LoRA Learns Less and Forgets Less
This work addresses the trade-off between efficiency and effectiveness in parameter-efficient finetuning for large language models, providing insights for practitioners in AI and NLP.
The paper tackled the performance gap between Low-Rank Adaptation (LoRA) and full finetuning on programming and mathematics domains, finding that LoRA underperforms in standard settings but better maintains base model performance on out-of-domain tasks and mitigates forgetting more than common regularization techniques.

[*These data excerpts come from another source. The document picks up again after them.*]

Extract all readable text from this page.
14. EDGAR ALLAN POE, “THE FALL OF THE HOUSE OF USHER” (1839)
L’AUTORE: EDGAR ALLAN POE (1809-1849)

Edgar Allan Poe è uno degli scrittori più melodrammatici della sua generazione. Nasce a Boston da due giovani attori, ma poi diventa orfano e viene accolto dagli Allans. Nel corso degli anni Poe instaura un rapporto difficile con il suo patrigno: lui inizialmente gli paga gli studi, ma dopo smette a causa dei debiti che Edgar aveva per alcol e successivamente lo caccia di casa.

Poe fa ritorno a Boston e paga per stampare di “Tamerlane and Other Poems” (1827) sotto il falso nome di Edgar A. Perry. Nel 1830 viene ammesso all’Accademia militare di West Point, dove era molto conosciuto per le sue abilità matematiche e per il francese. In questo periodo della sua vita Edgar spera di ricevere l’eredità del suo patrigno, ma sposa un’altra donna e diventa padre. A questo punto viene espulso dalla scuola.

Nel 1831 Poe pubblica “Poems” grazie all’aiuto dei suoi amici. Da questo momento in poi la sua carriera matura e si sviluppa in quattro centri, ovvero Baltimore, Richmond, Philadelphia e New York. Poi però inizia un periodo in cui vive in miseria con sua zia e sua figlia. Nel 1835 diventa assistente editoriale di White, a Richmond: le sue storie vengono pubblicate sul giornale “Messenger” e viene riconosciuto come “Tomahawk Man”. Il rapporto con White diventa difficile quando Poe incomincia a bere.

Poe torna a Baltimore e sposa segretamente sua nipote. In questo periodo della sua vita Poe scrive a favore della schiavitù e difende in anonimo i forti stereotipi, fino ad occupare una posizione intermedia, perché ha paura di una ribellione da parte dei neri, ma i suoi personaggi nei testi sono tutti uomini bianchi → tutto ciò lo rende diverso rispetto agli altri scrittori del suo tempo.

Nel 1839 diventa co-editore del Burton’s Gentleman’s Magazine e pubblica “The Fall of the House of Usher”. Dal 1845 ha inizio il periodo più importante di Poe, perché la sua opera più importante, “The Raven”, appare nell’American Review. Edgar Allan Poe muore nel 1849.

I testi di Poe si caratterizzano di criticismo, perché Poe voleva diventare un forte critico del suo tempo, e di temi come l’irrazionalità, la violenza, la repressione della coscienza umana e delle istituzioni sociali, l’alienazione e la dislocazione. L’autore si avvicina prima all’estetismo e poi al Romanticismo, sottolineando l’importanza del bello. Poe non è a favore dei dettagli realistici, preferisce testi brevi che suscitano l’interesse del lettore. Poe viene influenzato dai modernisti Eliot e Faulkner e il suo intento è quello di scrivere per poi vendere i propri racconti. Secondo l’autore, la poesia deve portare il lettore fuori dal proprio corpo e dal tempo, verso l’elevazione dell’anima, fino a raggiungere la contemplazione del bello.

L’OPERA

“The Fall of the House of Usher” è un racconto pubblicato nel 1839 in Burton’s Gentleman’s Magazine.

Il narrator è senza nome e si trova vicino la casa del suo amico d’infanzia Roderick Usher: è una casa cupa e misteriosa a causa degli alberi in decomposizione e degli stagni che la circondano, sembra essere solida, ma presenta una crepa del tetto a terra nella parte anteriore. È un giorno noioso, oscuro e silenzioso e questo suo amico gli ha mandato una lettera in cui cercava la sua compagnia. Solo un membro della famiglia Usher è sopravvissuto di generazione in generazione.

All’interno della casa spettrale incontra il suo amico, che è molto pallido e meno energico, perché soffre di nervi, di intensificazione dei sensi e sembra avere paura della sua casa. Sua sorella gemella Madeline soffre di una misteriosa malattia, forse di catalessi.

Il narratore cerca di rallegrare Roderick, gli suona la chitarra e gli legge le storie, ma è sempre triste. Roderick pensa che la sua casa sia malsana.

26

Low-Rank Adaptation (LoRA) is a widely-used parameter-efficient finetuning method for large language models. LoRA saves memory by training only low rank perturbations to selected weight matrices. In this work, we compare the performance of LoRA and full finetuning on two target domains, programming and mathematics. We consider both the instruction finetuning (approximately 100K prompt-response pairs) and continued pretraining (20B unstructured tokens) data regimes. Our results show that, in the standard low-rank settings, LoRA substantially underperforms full finetuning. Nevertheless, LoRA better maintains the base model's performance on tasks outside the target domain. We show that LoRA mitigates forgetting more than common regularization techniques such as weight decay and dropout; it also helps maintain more diverse generations. Finally, we show that full finetuning learns perturbations with a rank that is 10-100X greater than typical LoRA configurations, possibly explaining some of the reported gaps. We conclude by proposing best practices for finetuning with LoRA.